Overview
The Metadata Agent is responsible for keeping your data catalog current, understandable, and well-documented. It connects to OpenMetadata (OMD) via MCP to read and enrich metadata across your entire data estate — generating business-friendly descriptions, managing tags, understanding schema definitions, and tracing data lineage.What You Can Ask
- “Describe the customers table” — Generates a business-focused description based on schema and sample data
- “What columns are in the orders dataset?” — Returns full schema with data types and existing documentation
- “Add a description to the revenue column” — Updates column-level metadata in OpenMetadata
- “Tag the email column as PII” — Applies sensitivity classifications to columns
- “Show me the lineage for the sales_summary table” — Traces upstream sources and downstream dependencies
- “What tables are related to inventory?” — Semantic search across your catalog to find relevant assets
How It Works
OpenMetadata Integration
The Metadata Agent connects to OpenMetadata through the Model Context Protocol (MCP), providing structured, validated access to your full data catalog.Schema Exploration
Browse databases, schemas, and tables. View column names, data types, constraints, and existing documentation — all through the OpenMetadata catalog.
Description Generation
LLM-powered description generation that analyzes schema structure, column patterns, and sample data to produce business-focused descriptions that explain what the data means, not just what it contains.
Metadata Enrichment
Update table and column descriptions, apply PII sensitivity tags, and add documentation — all written back to OpenMetadata via JSON Patch operations.
Lineage Tracking
Trace data relationships and dependencies across your estate — see which tables feed into which, understand upstream sources, and follow transformations through the pipeline.
Description Generation
When you ask the Metadata Agent to describe a data asset, it goes beyond reading existing documentation. It uses an LLM to generate business-focused descriptions by:- Retrieving metadata — Fetches the full schema from OpenMetadata (columns, types, constraints)

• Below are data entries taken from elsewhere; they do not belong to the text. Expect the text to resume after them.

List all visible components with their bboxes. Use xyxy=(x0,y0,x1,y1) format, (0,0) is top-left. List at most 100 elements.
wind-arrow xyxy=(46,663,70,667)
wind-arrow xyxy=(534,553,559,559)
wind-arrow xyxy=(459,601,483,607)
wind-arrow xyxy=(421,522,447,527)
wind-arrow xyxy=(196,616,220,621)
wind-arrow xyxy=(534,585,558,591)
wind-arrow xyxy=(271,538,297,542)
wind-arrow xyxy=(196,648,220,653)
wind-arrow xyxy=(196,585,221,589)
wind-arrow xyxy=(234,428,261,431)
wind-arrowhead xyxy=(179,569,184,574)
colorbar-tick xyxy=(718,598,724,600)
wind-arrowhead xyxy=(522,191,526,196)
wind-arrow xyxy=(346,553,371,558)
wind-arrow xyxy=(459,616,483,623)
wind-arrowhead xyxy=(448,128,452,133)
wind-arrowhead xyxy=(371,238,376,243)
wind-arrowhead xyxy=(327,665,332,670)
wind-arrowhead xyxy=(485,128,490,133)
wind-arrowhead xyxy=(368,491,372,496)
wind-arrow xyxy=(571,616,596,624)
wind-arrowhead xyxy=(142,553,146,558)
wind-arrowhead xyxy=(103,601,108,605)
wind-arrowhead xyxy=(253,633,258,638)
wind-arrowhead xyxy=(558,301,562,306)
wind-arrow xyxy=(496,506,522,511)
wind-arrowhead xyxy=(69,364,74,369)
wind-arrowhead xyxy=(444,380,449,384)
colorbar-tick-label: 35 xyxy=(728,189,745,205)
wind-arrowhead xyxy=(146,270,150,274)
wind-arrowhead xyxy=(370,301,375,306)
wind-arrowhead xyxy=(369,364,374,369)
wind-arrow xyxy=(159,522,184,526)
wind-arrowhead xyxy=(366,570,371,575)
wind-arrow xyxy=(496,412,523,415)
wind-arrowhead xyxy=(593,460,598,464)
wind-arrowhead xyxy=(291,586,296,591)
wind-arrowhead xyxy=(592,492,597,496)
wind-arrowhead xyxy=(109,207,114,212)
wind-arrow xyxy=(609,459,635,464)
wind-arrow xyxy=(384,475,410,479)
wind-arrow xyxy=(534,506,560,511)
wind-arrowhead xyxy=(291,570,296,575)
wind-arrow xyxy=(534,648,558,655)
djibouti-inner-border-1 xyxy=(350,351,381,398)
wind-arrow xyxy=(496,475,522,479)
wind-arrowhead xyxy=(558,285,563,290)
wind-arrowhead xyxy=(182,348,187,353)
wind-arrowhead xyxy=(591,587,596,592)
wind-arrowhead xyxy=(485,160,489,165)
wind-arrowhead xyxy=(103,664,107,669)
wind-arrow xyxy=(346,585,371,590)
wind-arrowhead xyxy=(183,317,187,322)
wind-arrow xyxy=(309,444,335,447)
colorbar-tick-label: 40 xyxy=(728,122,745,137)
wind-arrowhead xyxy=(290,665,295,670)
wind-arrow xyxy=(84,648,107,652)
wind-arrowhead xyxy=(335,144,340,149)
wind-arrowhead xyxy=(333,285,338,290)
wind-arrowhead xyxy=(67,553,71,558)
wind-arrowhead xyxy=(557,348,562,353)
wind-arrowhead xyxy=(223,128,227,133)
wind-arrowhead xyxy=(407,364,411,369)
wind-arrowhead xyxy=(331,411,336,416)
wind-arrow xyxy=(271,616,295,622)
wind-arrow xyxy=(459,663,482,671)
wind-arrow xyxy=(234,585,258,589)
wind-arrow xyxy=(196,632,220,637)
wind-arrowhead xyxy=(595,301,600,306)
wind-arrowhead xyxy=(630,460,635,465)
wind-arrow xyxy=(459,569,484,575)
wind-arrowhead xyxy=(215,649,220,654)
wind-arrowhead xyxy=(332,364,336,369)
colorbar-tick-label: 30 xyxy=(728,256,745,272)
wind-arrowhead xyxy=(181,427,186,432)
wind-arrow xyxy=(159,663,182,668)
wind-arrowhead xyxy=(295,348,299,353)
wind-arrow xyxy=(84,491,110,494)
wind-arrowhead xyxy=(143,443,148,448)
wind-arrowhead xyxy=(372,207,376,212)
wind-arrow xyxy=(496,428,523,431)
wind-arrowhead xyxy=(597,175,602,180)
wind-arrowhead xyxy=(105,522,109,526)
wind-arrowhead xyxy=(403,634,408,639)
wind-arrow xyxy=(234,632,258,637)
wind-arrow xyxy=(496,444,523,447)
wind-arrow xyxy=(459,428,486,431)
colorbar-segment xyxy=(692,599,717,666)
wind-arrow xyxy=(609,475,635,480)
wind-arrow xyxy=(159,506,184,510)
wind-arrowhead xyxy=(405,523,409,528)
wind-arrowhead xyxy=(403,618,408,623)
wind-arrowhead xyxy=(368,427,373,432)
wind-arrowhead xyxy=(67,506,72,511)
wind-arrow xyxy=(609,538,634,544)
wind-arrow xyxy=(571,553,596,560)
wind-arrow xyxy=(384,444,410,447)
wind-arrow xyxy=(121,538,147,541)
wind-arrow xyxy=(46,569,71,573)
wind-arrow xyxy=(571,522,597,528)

- Assessing context — Determines whether the schema alone provides enough context, or if sample data is needed
- Fetching sample data (when needed) — Queries your Redshift warehouse for a representative sample to understand actual data patterns
- Generating descriptions — Produces 2-3 sentence descriptions focused on the distinctive business characteristics of the data — what it represents, how it’s used, and what makes it unique
- Saving to catalog — Writes the generated description back to OpenMetadata and Neo4j so it’s available across the platform
Schema Operations
The Metadata Agent can explore your full OpenMetadata catalog hierarchy:| Level | Operations |
|---|---|
| Database | List databases, view database details, browse schemas within a database |
| Schema | List schemas, view schema details, browse tables within a schema |
| Table | List tables, get full table metadata, view column definitions and types |
| Column | View data types, constraints, existing descriptions, sensitivity tags |
| Lineage | Trace upstream sources and downstream consumers for any table |
Metadata Enrichment
The agent can update metadata directly in OpenMetadata using structured patch operations:Table Descriptions
Add or update table-level descriptions that explain the business purpose and context of each data asset.
Column Descriptions
Document individual columns with business-friendly explanations — what each field represents and how it should be interpreted.
PII Tags
Apply sensitivity classifications to columns containing personal information — emails, SSNs, phone numbers — using OpenMetadata’s PII tagging system.
Search & Discovery
Semantic search across your entire catalog using vector embeddings — find tables by what they contain, not just what they’re named.
Data Asset Discovery
Finding the right data asset is the first step in any metadata operation. The Metadata Agent uses confidence-based discovery to surface the most relevant assets:| Confidence | Threshold | Behavior |
|---|---|---|
| Strong Match | > 60% similarity | Proceeds automatically with the best match |
| Possible Match | 40–60% similarity | Presents options and asks you to confirm |
| Uncertain | < 40% similarity | Asks you to clarify or refine your request |
Dual Catalog Architecture
The Metadata Agent works across two complementary systems:- OpenMetadata stores the detailed catalog metadata — schemas, column definitions, descriptions, PII tags, lineage, and quality metrics
- Neo4j stores the relationship graph — how data assets connect to workspaces, organizations, and each other, enabling GraphRAG-powered discovery
The Metadata Agent works alongside the Governance Agent for policy compliance and the Quality Agent for data quality checks. Together they keep your data estate documented, governed, and healthy.